For many Quakers, both historical and contemporary, the inclusion of women is part of what is now called the "Testimony of Equality". However, despite that testimony, women's roles were not completely equal for many years. In the beginning, meetings for worship for business were dominated by male Friends, but within twenty-five years, George Fox ordered establishment of separate women's meetings when he faced challenges to his leadership. Particularly controversial was his decision that women's meetings for discipline should be the first to pass on a couple's intention to be married. Separate meetings declined by the 19th century and were eliminated later. Having authority over any business at all – let alone authority over men (in the form of approving or denying marriages) – was a radical move in the 17th century, and gave women then-rare experience in running organizations. Concerning the introduction and much later dissolution of separate meetings, one historian writes,

"On balance, and in the long run, I believe that the separate women's meeting was good for women; indeed, it may be said to have been a cradle not only of modern feminism but of the movements of abolitionism, women's suffrage, and peace activism, all of which were, and are, enlivened by the presence (even predominance) of Quaker female leaders."

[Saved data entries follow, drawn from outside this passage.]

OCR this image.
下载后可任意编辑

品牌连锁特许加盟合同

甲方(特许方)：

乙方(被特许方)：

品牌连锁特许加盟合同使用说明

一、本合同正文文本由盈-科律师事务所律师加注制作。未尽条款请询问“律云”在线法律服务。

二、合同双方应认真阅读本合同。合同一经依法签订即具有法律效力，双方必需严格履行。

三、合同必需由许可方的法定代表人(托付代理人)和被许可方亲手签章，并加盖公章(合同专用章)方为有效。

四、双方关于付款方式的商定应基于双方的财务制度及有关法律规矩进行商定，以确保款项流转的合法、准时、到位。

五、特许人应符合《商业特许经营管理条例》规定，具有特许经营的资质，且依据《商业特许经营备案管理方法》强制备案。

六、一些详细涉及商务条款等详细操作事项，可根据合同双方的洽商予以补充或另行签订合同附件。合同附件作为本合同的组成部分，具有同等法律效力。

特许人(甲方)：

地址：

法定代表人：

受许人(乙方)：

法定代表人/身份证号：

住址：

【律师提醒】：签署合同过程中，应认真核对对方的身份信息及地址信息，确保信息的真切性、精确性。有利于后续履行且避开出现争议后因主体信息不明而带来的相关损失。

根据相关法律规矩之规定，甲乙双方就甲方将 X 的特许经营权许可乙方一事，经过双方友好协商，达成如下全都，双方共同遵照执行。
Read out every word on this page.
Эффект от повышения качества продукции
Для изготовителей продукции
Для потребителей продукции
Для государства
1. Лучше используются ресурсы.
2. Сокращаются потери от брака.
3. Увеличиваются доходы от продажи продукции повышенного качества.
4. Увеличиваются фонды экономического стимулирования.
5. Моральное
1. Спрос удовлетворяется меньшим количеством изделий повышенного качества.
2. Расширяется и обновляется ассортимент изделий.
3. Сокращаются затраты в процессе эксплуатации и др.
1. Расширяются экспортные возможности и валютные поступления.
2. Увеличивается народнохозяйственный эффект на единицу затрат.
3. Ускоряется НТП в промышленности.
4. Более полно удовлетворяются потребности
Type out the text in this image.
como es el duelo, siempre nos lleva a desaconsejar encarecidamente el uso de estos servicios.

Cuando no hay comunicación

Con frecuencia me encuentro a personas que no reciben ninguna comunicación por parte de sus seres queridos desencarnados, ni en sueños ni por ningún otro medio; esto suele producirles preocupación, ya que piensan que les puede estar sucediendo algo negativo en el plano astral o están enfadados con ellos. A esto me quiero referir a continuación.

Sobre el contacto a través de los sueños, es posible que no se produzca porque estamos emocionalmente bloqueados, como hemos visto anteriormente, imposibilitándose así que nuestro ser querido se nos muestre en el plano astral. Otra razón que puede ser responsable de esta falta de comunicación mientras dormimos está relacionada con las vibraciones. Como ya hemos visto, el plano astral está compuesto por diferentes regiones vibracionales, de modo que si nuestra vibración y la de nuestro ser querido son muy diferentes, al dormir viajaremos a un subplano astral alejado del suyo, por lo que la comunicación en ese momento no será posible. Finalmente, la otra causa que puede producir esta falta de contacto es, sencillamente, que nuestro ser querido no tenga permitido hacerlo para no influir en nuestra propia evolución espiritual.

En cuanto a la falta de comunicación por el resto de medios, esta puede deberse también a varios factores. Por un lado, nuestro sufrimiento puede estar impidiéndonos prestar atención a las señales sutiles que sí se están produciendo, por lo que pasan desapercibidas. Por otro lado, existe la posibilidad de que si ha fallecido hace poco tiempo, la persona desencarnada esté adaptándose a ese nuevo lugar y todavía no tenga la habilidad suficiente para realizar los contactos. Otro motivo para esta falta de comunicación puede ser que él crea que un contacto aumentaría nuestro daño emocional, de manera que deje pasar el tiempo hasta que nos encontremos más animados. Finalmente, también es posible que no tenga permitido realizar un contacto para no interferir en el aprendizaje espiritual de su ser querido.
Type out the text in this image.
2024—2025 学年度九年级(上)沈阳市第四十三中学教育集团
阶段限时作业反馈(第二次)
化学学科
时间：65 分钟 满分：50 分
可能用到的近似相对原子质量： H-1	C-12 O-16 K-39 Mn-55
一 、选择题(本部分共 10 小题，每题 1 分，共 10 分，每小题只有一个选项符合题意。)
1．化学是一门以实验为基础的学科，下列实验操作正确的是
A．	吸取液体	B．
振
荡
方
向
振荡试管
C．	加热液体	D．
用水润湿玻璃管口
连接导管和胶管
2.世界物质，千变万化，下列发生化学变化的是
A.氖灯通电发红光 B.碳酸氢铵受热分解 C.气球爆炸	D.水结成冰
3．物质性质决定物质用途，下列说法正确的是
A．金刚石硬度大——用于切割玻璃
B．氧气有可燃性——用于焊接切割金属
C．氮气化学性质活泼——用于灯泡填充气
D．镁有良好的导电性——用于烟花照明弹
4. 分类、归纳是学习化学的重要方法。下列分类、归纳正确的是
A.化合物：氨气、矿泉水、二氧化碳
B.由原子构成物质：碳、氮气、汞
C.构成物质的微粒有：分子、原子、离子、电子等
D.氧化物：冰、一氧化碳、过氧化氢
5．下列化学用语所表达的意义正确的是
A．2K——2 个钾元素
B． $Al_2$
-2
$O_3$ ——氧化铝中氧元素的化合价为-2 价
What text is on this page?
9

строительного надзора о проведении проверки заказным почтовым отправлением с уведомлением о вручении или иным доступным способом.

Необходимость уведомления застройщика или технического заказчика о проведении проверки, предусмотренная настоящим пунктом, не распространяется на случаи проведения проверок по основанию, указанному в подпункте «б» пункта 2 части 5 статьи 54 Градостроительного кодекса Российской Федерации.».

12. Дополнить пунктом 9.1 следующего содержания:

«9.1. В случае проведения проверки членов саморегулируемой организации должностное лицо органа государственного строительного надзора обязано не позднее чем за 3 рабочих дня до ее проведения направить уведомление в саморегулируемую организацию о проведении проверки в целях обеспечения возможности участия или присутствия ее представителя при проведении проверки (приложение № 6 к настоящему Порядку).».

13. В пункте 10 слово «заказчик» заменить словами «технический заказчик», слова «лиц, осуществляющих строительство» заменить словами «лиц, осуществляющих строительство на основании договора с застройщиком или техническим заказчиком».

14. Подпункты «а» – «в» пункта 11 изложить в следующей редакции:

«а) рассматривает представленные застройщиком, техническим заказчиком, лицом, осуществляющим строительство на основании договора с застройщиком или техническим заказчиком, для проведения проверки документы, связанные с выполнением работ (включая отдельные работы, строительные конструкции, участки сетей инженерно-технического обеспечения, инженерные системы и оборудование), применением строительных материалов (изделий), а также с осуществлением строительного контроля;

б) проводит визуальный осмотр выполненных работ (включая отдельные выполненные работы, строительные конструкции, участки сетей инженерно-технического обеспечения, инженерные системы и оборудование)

== In the United States ==
Quakers were heavily involved in the 19th-century movement for women's rights in the United States. Susan B. Anthony, who was born into a Quaker family, is a prominent example. She founded the American Equal Rights Association. The Progressive Friends, a radical Quaker group which supported women's empowerment, were formed shortly before the Seneca Falls Convention. The landmark 1848 Seneca Falls Declaration was in large part the work of Quaker women, and has numerous Quaker signatories, well out of proportion to the number of Quakers in American society at large. Lucretia Mott, who co-wrote the Declaration of Sentiments, was one such individual. Their influence was felt at the Rochester Women's Rights Convention of 1848 not long after the Seneca Falls Convention.

Radical abolitionist Quakers, including those who were conductors on the Underground Railroad, exhibited principles of gender equality through their aggressive recruiting of both men and women.

The tradition of Quaker involvement in women's rights continued into the 20th and 21st centuries, with Quakers playing large roles in organizations continuing to work on women's rights. For example, Alice Paul was a Quaker woman who was a prominent leader in the National Woman's Party, which advocated for the Equal Rights Amendment.